Auch aus Sonderregelungen für die Bemessung des Grundlohns bei selbständigen Versicherungspflichtigen ergibt sich, daß das Arbeitseinkommen dieser Personen als Grundlohn anzusehen ist. Bei Hausgewerbetreibenden (§ 166 Abs. 1 Nr. 1 RVO) wird der Grundlohn in Vergleich zum Ortslohn (§ 149 RVO), d.h. zu einem aus Arbeitsentgelten abgeleiteten Durchschnittslohn (§ 475 Abs. 2 RVO), gesetzt. Für Hebammen (§ 166 Abs. 1 Nr. 4 RVO) bemißt sich der Grundlohn nach dem durchschnittlichen Jahreseinkommen aus der Hebammentätigkeit (§ 475d Abs. 2 RVO). Entsprechendes gilt nach § 475d Abs. 3 RVO für Personen, die in der Kranken-, Wochen-, Säuglings- und Kinderpflege selbständig tätig sind (§ 166 Abs. 1 Nr. 5 RVO). Hieraus geht klar hervor, daß sich der Grundlohn für versicherungspflichtige Selbständige nach ihrem Arbeitseinkommen aus der ihre Versicherungspflicht begründenden Tätigkeit richtet.

Mit Ausnahme der subsidiären Regelung des § 180 Abs. 4 RVO richtet sich die Grundlohnbemessung bei freiwillig Versicherten nach denselben Grundsätzen wie bei den Versicherungspflichtigen. Daher ist auch bei freiwillig beigetretenen Selbständigen das Arbeitseinkommen aus der Tätigkeit, aus der die Versicherungsberechtigung hergeleitet wird, für die Berechnung des Grundlohnes maßgebend. Die gleiche Regelung für versicherungspflichtige und für beitrittsberechtigte Selbständige ist auch der Sache nach gerechtfertigt. Allein die Erwerbstätigkeit ist bei beiden die Grundlage ihres Versicherungsverhältnisses. Die Bedeutung, die die Erwerbstätigkeit bei den beitrittsberechtigten Selbständigen für die Begründung des Versicherungsverhältnisses hat, erklärt auch den Unterschied gegenüber den Weiterversicherten, bei denen die "Einkommensverhältnisse" bzw. das "Gesamteinkommen" (§ 313a Abs. 1 Satz 1 und 2 RVO) für die Einstufung maßgebend sind. Bei diesen Versicherten besteht keine Beziehung zwischen dem Versicherungsverhältnis und der Erwerbstätigkeit; ihnen soll nur ein versicherungsmäßiger Besitzstand gewahrt bleiben. Daher ist es gerechtfertigt, von verschiedenen Bemessungsgrundlagen bei der Beitragsberechnung der beitrittsberechtigten Versicherten und der Weiterversicherten auszugehen.

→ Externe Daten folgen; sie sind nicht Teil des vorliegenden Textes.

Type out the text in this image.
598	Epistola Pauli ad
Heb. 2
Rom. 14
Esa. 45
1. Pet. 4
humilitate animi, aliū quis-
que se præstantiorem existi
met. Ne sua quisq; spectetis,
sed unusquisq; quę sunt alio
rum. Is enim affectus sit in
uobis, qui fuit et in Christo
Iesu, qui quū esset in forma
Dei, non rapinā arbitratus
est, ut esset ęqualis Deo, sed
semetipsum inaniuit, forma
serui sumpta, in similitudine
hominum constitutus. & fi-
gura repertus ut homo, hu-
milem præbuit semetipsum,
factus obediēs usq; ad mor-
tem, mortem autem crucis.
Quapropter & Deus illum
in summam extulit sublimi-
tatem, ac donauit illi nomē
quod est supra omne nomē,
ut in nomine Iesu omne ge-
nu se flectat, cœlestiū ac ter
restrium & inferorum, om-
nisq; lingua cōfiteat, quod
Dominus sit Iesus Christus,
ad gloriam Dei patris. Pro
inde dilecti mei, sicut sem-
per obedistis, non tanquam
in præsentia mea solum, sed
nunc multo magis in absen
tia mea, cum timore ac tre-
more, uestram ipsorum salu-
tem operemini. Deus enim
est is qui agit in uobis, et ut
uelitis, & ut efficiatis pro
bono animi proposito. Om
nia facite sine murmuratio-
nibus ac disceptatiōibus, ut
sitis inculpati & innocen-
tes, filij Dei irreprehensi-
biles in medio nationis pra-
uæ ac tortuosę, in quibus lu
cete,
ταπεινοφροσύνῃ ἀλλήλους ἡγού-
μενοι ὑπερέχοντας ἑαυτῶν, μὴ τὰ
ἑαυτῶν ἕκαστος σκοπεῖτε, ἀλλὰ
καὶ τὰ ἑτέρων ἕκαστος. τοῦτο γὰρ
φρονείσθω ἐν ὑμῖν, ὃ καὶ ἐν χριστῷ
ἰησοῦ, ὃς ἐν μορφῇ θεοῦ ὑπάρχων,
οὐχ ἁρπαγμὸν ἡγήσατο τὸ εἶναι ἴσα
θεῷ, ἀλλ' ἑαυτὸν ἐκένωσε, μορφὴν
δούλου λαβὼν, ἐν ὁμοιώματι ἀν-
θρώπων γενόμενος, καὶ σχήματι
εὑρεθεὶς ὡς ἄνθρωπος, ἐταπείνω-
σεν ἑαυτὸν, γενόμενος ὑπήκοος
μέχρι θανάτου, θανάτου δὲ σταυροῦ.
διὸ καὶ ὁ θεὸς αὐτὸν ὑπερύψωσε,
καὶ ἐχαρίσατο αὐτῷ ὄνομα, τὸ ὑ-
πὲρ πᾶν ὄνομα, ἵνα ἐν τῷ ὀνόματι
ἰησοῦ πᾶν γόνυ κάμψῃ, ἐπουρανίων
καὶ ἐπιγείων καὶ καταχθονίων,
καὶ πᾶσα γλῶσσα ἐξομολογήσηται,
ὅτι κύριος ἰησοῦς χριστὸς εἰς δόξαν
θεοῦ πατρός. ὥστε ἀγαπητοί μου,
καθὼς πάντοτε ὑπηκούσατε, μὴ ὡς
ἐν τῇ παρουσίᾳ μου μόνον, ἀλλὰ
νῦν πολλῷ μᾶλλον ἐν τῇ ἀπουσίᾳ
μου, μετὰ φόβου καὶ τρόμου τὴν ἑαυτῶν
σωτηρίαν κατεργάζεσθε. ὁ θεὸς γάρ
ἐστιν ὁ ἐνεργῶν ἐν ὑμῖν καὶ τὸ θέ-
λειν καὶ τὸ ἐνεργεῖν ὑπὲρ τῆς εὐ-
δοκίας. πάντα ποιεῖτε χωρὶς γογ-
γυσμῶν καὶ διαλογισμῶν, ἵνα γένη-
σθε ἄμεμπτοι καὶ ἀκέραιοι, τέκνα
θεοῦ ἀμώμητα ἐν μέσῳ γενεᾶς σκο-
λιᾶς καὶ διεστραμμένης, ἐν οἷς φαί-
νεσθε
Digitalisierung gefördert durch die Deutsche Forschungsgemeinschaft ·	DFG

Wenn freiwillig beigetretene Versicherte ein Arbeitseinkommen haben, ist demnach dieses für die Bemessung des Grundlohnes maßgebend; § 180 Abs. 4 RVO ist nicht anzuwenden. Anderes Einkommen als das aus der die Versicherungsberechtigung begründenden Tätigkeit bleibt unberücksichtigt, damit auch das des Ehegatten.

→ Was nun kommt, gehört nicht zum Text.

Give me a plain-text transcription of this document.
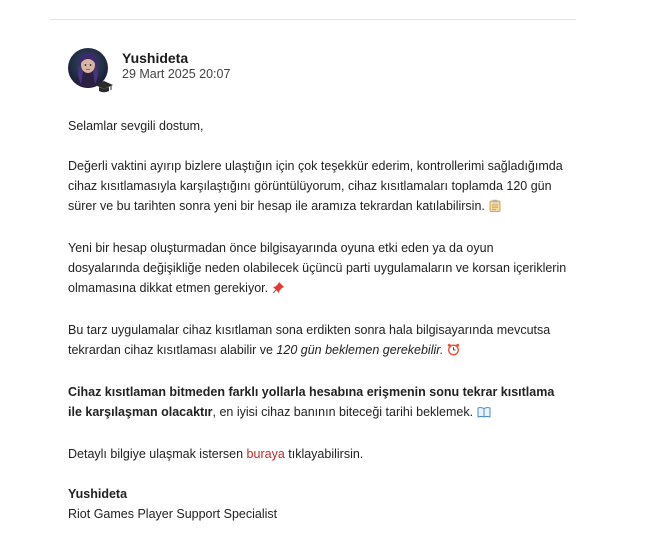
Yushideta
29 Mart 2025 20:07

Selamlar sevgili dostum,

Değerli vaktini ayırıp bizlere ulaştığın için çok teşekkür ederim, kontrollerimi sağladığımda cihaz kısıtlamasıyla karşılaştığını görüntülüyorum, cihaz kısıtlamaları toplamda 120 gün sürer ve bu tarihten sonra yeni bir hesap ile aramıza tekrardan katılabilirsin.

Yeni bir hesap oluşturmadan önce bilgisayarında oyuna etki eden ya da oyun dosyalarında değişikliğe neden olabilecek üçüncü parti uygulamaların ve korsan içeriklerin olmamasına dikkat etmen gerekiyor.

Bu tarz uygulamalar cihaz kısıtlaman sona erdikten sonra hala bilgisayarında mevcutsa tekrardan cihaz kısıtlaması alabilir ve 120 gün beklemen gerekebilir.

Cihaz kısıtlaman bitmeden farklı yollarla hesabına erişmenin sonu tekrar kısıtlama ile karşılaşman olacaktır, en iyisi cihaz banının biteceği tarihi beklemek.

Detaylı bilgiye ulaşmak istersen buraya tıklayabilirsin.

Yushideta
Riot Games Player Support Specialist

Bei dem Einkommen der Selbständigen gilt das Brutto-Prinzip wie bei dem Einkommen aus abhängiger Beschäftigung. Zutreffend sieht Hauck (DOK 1966, S. 113, 115 ff) darin einen für die Sozialversicherung allgemein geltenden Grundsatz, wie er besonders in den Rentenversicherungs-Neuregelungsgesetzen zum Ausdruck gekommen ist (z.B. §§ 1255 Abs. 1, 3 und 6, 1385 Abs. 3 Buchst. a und b RVO). Es ist also das gesamte Einkommen aus der Tätigkeit, auf der die Versicherungsberechtigung beruht, ohne Abzug von steuerlich begünstigten Sonderausgaben oder Freibeträgen maßgebend. Dagegen sind Werbungskosten und Betriebsausgaben, die zur Erzielung des Einkommens aufgewendet werden, abzusetzen (vgl. BSG 22, 173, 181; Hauck aaO S. 116). Mit dieser Maßgabe hat die Beklagte die Beiträge des Klägers für die streitige Zeit festzusetzen; insoweit mußte der Urteilstenor des LSG klargestellt werden.

Die Revision der Beklagten ist daher zurückzuweisen. Die Kostenentscheidung beruht auf § 193 des Sozialgerichtsgesetzes.